The use of mound morphology as the injection progresses as a predictor of VUR resolution is fraught with some inherent drawbacks. What defines a “good” mound is a subjective measure much like the subjectivity of the “good urethral plate” in hypospadias surgery; both are qualitative, difficult to define, and are based on surgeon experience. Secondly, the mound is a 2-dimensional view of the effect of the injection at the ureteric orifice, but gives no indication of the support achieved, if any, along the entire intra vesical ureter. In addition, the mound at injection may not be the mound at the time of reassessment by a VCUG at 3 months. There is a well-documented 19% decrease in the injected Dx/HA bolus over 3 months [8]. This volume reduction occurs because the dextranomer microspheres constitute 50% of the volume in Dx/HA and their hydrolysis overtime will alter the mound morphology, likely shrinking it somewhat, notwithstanding the stabilizing effect of collagen ingrowth [17]. This coupled with a risk of bolus migration would mean that the surgeon could use mound morphology as a predictor of VUR correction at the time of injection but this endpoint may not be a stable indicator of longer term success. In studies which showed the effect of a “favorable” mound morphology on outcome, VUR resolved in 53% of ureters in Lavelle’s series and in 36% in the study by Yucel et al. [11]. Moreover, up to 12% of “good” mounds can have persistent VUR following Dx/HA injection [18].

These studies all share the inherent limitations of nonrandomized retrospective reviews. In the present paper, this primarily involves failure to identify and include of all confounding variables which could impact the results. For example, one of the criticisms of our study is that the technique of injection (HIT versus STING) was not analyzed. Moreover, the very indications for treatment of the reflux vary from study to study, along with the severity of VUR further confounding the results and their comparison with other studies.

5. Conclusions

There are several factors which may predict successful VUR correction following Dx/HA injection. Our study revealed the presence of a direct association between injected volume and VUR correction, by treating volume as a continuous variable, even while controlling for other variables, highlighting its importance as a true success modifier. The injected volume of Dx/HA is a factor, which to a degree under the direct control of the surgeon. Given the exigencies of materials cost, and the expectation on surgeons to use available medical resources responsibly, without a clear demonstration of the effect of volume on results, the surgeon is to a certain extent hesitant to use only a small portion of a second Dx/HA syringe, beyond the 0.8–1 mL available for injection in the standard commercially available syringe. Based on our experience, we now adopt a more aggressive approach in injecting a minimum of 0.8 mL irrespective of the grade of VUR and ensure obliteration of hydrodistension at the end of injection. From a cost stand point, an injection failure definitely involves higher costs and, therefore, it is reasonable to use a higher volume at the initial attempt to improve success rates.
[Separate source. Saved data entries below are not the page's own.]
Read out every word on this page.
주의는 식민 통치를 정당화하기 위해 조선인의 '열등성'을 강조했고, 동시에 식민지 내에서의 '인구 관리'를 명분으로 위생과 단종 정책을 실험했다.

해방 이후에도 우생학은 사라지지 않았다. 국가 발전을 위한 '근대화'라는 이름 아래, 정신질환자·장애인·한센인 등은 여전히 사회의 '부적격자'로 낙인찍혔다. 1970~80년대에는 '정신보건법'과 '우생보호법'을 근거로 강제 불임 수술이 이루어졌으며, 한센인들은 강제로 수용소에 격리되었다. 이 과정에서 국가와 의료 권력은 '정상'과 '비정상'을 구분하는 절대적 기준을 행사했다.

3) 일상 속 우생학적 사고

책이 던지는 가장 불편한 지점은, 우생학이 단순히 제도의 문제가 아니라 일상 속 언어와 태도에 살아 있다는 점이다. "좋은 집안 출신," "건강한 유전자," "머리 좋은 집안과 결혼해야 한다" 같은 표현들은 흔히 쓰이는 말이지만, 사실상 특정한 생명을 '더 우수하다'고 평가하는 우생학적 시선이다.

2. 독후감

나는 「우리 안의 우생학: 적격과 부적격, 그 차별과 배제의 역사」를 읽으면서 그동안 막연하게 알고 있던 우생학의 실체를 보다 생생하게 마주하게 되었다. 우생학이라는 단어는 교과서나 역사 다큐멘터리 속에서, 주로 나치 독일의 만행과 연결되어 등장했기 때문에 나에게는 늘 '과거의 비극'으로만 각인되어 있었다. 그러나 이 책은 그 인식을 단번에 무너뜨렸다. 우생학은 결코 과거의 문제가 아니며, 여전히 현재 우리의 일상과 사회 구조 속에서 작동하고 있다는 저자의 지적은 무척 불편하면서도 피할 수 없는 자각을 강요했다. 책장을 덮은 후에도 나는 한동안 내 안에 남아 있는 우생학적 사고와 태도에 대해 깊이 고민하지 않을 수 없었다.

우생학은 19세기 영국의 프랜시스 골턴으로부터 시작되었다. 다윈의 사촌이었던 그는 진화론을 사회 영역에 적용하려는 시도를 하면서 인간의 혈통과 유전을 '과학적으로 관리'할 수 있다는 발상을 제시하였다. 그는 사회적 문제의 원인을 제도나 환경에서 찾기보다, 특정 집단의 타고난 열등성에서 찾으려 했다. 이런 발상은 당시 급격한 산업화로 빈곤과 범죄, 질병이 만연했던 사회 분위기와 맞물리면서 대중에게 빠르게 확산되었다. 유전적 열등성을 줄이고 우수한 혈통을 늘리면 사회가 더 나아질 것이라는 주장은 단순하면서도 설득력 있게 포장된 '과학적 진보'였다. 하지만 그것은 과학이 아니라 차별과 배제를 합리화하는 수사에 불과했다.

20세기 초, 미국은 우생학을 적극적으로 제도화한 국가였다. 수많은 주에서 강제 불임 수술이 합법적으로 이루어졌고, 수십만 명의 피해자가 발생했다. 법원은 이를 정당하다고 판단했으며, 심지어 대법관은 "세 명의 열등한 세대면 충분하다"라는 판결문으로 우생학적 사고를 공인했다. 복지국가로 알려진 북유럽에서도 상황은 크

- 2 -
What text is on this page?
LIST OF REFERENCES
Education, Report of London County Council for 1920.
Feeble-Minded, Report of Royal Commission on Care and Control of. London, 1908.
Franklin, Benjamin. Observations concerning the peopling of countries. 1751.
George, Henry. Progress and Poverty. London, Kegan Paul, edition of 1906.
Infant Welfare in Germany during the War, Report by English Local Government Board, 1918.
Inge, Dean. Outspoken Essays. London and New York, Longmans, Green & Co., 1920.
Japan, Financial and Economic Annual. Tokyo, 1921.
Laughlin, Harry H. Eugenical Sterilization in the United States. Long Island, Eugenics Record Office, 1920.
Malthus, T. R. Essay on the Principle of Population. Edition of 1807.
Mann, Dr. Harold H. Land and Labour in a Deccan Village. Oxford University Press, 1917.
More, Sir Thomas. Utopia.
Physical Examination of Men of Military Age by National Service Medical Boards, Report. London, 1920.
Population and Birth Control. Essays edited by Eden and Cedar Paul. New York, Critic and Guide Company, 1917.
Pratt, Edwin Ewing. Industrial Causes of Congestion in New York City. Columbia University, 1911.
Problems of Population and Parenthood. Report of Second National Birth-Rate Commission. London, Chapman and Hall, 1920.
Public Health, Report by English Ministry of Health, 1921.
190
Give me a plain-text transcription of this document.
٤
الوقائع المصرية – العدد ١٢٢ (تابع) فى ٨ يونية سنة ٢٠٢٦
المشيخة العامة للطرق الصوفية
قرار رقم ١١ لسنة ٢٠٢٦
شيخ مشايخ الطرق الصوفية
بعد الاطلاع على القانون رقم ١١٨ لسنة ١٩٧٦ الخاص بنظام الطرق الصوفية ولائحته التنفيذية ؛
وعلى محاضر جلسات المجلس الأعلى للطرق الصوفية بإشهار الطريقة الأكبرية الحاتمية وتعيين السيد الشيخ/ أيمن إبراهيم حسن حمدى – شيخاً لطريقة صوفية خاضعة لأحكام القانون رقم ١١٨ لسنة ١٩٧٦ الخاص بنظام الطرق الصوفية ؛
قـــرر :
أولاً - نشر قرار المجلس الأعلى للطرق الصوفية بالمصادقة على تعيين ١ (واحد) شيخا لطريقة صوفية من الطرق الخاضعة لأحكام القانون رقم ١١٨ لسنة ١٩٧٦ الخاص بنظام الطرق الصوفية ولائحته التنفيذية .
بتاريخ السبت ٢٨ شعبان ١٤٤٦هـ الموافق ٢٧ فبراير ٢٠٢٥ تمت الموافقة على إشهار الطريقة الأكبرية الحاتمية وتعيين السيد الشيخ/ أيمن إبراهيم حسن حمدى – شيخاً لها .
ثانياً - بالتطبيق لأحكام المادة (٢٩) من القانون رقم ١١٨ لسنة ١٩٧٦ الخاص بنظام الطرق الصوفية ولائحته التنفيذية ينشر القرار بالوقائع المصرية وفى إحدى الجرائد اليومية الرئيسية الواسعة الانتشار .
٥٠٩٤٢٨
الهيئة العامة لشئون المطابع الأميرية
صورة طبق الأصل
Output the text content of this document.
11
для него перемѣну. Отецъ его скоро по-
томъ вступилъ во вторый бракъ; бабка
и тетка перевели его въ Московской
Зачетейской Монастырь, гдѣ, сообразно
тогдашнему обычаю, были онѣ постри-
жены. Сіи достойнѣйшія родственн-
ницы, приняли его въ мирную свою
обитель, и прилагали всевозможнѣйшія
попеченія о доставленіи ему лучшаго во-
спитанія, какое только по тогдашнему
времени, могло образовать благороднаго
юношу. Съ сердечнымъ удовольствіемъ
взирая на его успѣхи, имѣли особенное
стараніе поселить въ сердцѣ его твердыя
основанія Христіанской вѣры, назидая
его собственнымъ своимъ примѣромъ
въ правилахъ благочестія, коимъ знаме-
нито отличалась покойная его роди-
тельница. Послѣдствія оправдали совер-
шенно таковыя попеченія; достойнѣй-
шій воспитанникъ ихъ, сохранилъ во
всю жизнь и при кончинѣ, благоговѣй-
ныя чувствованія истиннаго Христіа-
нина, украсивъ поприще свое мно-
Syringes with slightly greater volumes of 1.2–1.4 mL, should they become available in the future, may provide greater treatment flexibility in this regard. Finally, though endoscopic injection for VUR is generally accepted as a simple procedure, the importance of technique and experience are evident in most studies. Further prospective studies which include all variables, and which possibly perform hydrodistension in a standardized manner, need to be conducted to identify factors which can be used for patient counselling, and increase success rates to those won by open correction of VUR.